If the attacked acts are incidental to the governmental function of the agency, even if
the acts are proprietary in nature, by virtue of the doctrine of implication, the agency
can’t be sued (read Mobil Philippines Exploration, Inc. vs Customs Arrastre Service).
Other Important Points

Basis of the State Immunity:


1. Logical and Practical ground
- There can be no legal right against the authority which makes the law on which the right
depends.
2. Practical Consideration
- The demands and inconvenience of litigation will divert the time and resources of the
state from the more pressing matters demanding its attention, to the prejudice of public
welfare.

Principle of the Sovereign Equality of States


- One state can’t assert jurisdiction over another in violation of the maxim par in parem
non habet imperium. Hence, state immunity is also applicable to foreign States insofar
as they are sought to be sued in the courts of the local State, but only applicable to jure
imperii (read Syquia vs. Almeda Lopez, US vs. Ruiz)

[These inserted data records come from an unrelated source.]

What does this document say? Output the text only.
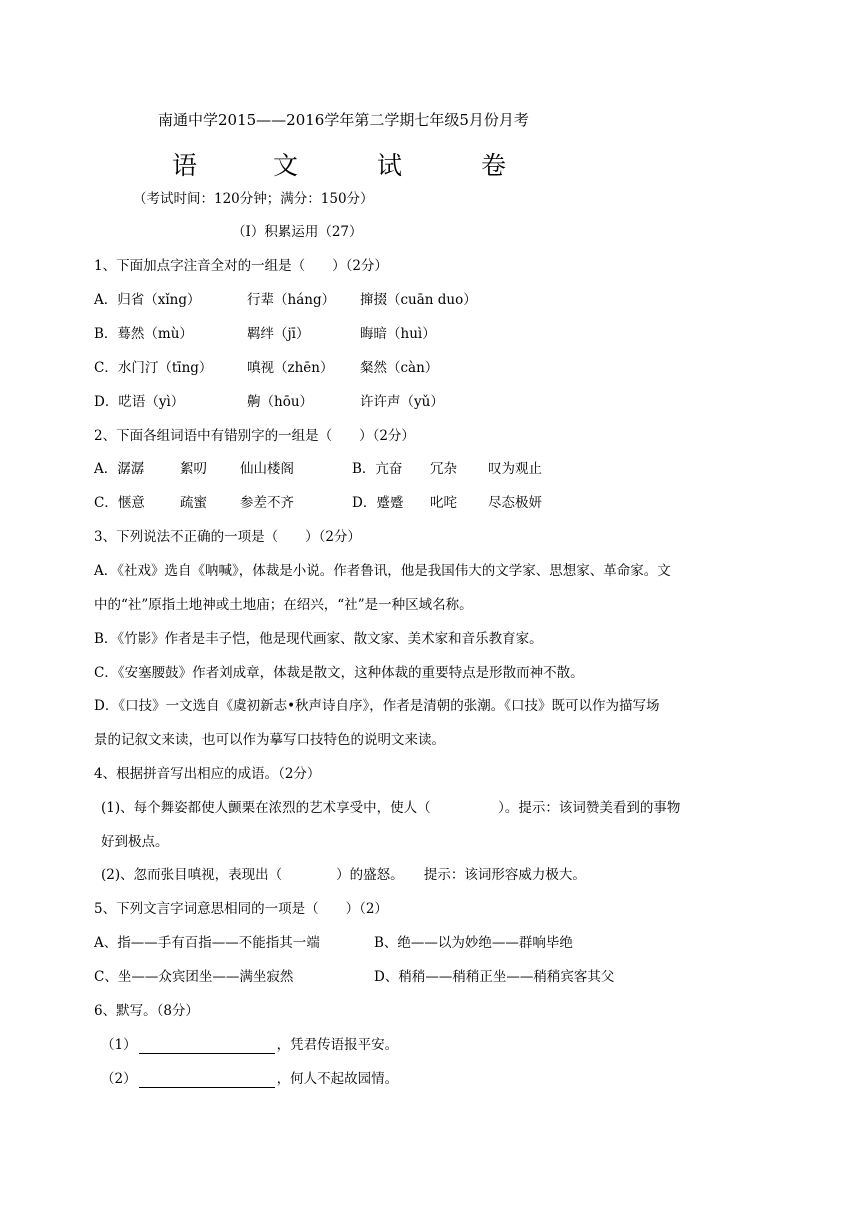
南通中学2015——2016学年第二学期七年级5月份月考
语	文	试	卷
（考试时间：120分钟；满分：150分）
（I）积累运用（27）
1、下面加点字注音全对的一组是（　　）（2分）
A．归省（xǐng）	行辈（háng） 撺掇（cuān duo）
B．蓦然（mù）	羁绊（jī）	晦暗（huì）
C．水门汀（tīng）	嗔视（zhēn） 粲然（càn）
D．呓语（yì）	齁（hōu）	许许声（yǔ）
2、下面各组词语中有错别字的一组是（　　）（2分）
A．潺潺	絮叨 仙山楼阁	B．亢奋 冗杂 叹为观止
C．惬意	疏蜜 参差不齐	D．蹙蹙 叱咤 尽态极妍
3、下列说法不正确的一项是（　　）（2分）
A．《社戏》选自《呐喊》，体裁是小说。作者鲁讯，他是我国伟大的文学家、思想家、革命家。文
中的“社”原指土地神或土地庙；在绍兴，“社”是一种区域名称。
B．《竹影》作者是丰子恺，他是现代画家、散文家、美术家和音乐教育家。
C．《安塞腰鼓》作者刘成章，体裁是散文，这种体裁的重要特点是形散而神不散。
D．《口技》一文选自《虞初新志•秋声诗自序》，作者是清朝的张潮。《口技》既可以作为描写场
景的记叙文来读，也可以作为摹写口技特色的说明文来读。
4、根据拼音写出相应的成语。（2分）
(1)、每个舞姿都使人颤栗在浓烈的艺术享受中，使人（　　　　　）。提示：该词赞美看到的事物
好到极点。
(2)、忽而张目嗔视，表现出（　　　　）的盛怒。　　提示：该词形容威力极大。
5、下列文言字词意思相同的一项是（　　）（2）
A、指——手有百指——不能指其一端	B、绝——以为妙绝——群响毕绝
C、坐——众宾团坐——满坐寂然	D、稍稍——稍稍正坐——稍稍宾客其父
6、默写。（8分）
（1）	，凭君传语报平安。
（2）	，何人不起故园情。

Test to determine whether suit is against the state or the personal capacity of the officer:
1. If the enforcement of the judgment would require an affirmative action from the
government such as the appropriation of the needed amount to satisfy the judgment, the
suit is against the State.
2. If the officer may by himself alone comply with the decision of the court without involving
the State, the suit is against the State.

Note:
1. If the officer acted without or in excess of jurisdiction, any injury caused by him is his own
personal liability and can’t be impleaded against the state (read Republic vs. Sandoval).
2. If the officer acted on behalf of the government, and within the scope of his authority, it is
the government, and not the public officers, that is liable for their acts (read Sanders vs.
Veridiano).

Instances when officers can be sued in their official capacity:


1. To require him to do a duty required by law
2. To restrain him from doing an act alleged to be unconstitutional or illegal
3. To recover from him taxes unlawfully assessed or collected

Suability vs. Liability


1. Suability
- Result of the expressed or implied consent of the State to be sued.
2. Liability
- Determined after hearing on the basis of the relevant laws and the established facts.
- Waiver of immunity does not cover the assumption of liability.